Creating Fendi Fashion As Architecture For Spring/Summer 2024
It’s not every day a Fashion House recognises architects as auteurs, but if you can design a towering skyscraper you can design a bag, right? In the case of Kengo Kuma it appears to be true, as he’s left his mark all over the Fendi Spring Summer 24 collection. His materials of choice was washi paper, woven bamboo, birch bark, and Tuscan olivewood. It’s not your typical fashion materials but it fits with Kuma’s passion for working sustainably and surprising everyone with what organic materials can do with recent technological advances.
“I’ve always thought of Kengo Kuma as a master of naturalist architecture.” says Artistic Director Silvia Venturini Fendi “He was one of the first to understand the importance of building nature into architecture both inside and out.”
“Nature and craft have always been at the centre of my work as an architect and a designer.

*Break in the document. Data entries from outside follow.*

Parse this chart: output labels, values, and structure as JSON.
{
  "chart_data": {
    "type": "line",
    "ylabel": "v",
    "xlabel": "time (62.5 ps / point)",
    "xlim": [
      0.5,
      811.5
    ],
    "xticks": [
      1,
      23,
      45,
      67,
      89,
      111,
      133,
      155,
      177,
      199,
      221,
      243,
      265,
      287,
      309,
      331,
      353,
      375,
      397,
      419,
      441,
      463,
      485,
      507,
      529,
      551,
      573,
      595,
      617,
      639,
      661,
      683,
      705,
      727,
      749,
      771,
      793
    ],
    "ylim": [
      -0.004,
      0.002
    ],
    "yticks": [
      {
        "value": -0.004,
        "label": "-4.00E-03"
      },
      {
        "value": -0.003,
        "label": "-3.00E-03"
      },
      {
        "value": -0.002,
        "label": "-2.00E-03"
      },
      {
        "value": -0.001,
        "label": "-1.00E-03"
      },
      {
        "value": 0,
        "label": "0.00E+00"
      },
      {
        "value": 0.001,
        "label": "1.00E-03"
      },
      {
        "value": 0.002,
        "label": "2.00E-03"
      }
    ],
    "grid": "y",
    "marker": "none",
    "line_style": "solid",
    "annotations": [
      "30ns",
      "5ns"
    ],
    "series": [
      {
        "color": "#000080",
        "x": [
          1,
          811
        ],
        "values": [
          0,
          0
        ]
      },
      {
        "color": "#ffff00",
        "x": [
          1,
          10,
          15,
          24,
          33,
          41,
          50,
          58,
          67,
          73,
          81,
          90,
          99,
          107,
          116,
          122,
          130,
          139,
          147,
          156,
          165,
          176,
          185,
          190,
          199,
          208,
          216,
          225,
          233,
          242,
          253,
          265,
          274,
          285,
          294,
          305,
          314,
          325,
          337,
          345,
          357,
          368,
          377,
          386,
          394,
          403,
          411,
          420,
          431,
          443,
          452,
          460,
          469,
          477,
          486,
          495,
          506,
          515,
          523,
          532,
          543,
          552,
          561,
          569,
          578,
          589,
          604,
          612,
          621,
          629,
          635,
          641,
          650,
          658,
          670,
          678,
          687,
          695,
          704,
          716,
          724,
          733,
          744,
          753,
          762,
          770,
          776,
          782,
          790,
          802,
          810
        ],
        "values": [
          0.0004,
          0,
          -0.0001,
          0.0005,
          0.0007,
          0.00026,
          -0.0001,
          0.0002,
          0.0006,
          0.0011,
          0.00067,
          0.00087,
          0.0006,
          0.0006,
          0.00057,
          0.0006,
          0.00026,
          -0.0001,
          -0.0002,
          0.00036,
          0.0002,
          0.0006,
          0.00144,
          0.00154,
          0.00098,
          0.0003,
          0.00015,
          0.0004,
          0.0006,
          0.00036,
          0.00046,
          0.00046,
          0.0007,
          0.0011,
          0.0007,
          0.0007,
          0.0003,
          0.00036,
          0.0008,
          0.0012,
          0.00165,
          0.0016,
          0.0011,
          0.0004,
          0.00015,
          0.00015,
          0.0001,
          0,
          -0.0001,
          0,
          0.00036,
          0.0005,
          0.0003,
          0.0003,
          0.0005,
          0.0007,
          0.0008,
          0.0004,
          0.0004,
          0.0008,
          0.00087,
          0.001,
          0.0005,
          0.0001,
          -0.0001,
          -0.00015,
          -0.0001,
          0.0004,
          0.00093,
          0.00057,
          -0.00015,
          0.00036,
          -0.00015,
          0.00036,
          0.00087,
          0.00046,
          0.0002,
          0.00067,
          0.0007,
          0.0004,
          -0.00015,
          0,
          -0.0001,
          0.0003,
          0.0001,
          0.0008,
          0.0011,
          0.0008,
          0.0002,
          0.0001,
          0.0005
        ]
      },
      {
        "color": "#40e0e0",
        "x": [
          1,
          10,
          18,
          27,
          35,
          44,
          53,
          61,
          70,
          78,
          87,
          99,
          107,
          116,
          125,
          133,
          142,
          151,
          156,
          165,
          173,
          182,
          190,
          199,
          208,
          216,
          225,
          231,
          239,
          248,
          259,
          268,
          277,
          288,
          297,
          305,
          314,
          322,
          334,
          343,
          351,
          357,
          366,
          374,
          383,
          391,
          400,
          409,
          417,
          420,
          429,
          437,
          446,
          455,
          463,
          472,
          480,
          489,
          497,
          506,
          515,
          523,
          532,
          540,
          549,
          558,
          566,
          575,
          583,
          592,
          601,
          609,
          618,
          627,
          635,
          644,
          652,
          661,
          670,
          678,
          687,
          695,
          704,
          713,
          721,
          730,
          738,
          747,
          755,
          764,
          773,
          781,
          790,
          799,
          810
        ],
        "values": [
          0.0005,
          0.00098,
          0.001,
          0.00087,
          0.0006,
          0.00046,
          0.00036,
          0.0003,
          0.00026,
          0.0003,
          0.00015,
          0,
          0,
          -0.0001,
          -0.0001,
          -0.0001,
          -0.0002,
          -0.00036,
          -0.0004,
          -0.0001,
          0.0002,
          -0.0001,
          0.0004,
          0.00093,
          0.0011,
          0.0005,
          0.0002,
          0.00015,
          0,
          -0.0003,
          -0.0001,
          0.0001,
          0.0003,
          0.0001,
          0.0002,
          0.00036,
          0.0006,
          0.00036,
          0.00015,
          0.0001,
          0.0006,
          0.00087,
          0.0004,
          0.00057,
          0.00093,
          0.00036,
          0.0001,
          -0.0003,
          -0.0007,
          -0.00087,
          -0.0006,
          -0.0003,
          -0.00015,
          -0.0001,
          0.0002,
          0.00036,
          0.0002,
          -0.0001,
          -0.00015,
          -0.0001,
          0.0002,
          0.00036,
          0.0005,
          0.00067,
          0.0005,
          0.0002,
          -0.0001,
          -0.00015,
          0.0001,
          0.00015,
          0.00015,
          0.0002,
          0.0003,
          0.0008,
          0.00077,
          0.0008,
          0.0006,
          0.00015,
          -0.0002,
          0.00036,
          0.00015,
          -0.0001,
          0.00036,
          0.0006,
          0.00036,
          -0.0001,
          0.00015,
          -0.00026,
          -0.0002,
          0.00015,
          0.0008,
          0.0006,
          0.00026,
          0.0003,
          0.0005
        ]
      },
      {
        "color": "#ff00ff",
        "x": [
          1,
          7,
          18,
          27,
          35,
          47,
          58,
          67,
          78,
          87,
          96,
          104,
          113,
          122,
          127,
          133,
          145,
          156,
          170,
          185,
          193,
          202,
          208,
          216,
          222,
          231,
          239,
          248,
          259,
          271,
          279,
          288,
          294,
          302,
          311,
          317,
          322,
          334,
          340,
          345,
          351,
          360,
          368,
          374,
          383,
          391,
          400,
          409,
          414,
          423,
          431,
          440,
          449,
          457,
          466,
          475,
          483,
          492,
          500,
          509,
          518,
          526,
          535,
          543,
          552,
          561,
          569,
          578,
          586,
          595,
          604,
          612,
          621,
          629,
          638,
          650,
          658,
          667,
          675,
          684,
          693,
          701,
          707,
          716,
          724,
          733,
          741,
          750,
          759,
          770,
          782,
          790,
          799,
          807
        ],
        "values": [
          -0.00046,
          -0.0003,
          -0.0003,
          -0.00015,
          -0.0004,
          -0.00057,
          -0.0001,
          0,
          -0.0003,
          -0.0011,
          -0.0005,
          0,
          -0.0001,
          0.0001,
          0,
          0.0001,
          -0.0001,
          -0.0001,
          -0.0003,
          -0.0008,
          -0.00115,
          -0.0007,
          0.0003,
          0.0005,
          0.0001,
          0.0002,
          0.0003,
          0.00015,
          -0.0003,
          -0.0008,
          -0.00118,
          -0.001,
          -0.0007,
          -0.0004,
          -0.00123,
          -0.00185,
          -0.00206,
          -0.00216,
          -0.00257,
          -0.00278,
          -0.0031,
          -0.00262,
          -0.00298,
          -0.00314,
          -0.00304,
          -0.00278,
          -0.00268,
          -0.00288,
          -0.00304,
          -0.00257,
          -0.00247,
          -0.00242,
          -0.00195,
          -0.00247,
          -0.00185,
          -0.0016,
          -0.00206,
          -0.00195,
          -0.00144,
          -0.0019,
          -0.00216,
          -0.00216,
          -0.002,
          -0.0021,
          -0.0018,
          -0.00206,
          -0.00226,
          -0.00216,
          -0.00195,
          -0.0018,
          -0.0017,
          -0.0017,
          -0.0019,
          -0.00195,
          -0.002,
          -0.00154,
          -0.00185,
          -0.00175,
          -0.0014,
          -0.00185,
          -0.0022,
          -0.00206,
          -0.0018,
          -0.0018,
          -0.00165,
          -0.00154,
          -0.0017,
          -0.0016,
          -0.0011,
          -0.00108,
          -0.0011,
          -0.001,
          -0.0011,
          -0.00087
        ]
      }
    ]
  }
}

When Fendi asked me to reflect on their bags and shoes, I thought of them like small architectural projects on a human scale.” says Kengo Kuma.
In particular the pieces he had a hand in designing were the Peekaboo, the Baguette Soft Trunk and the Flow sneaker.
Kengo has also worked closely with Grand Seiko on their Grand Seiko Boutique Paris Vendôme as well as the Grand Seiko Studio Shizukuishi where craftsmen are inspired to produce tiny works of horological art.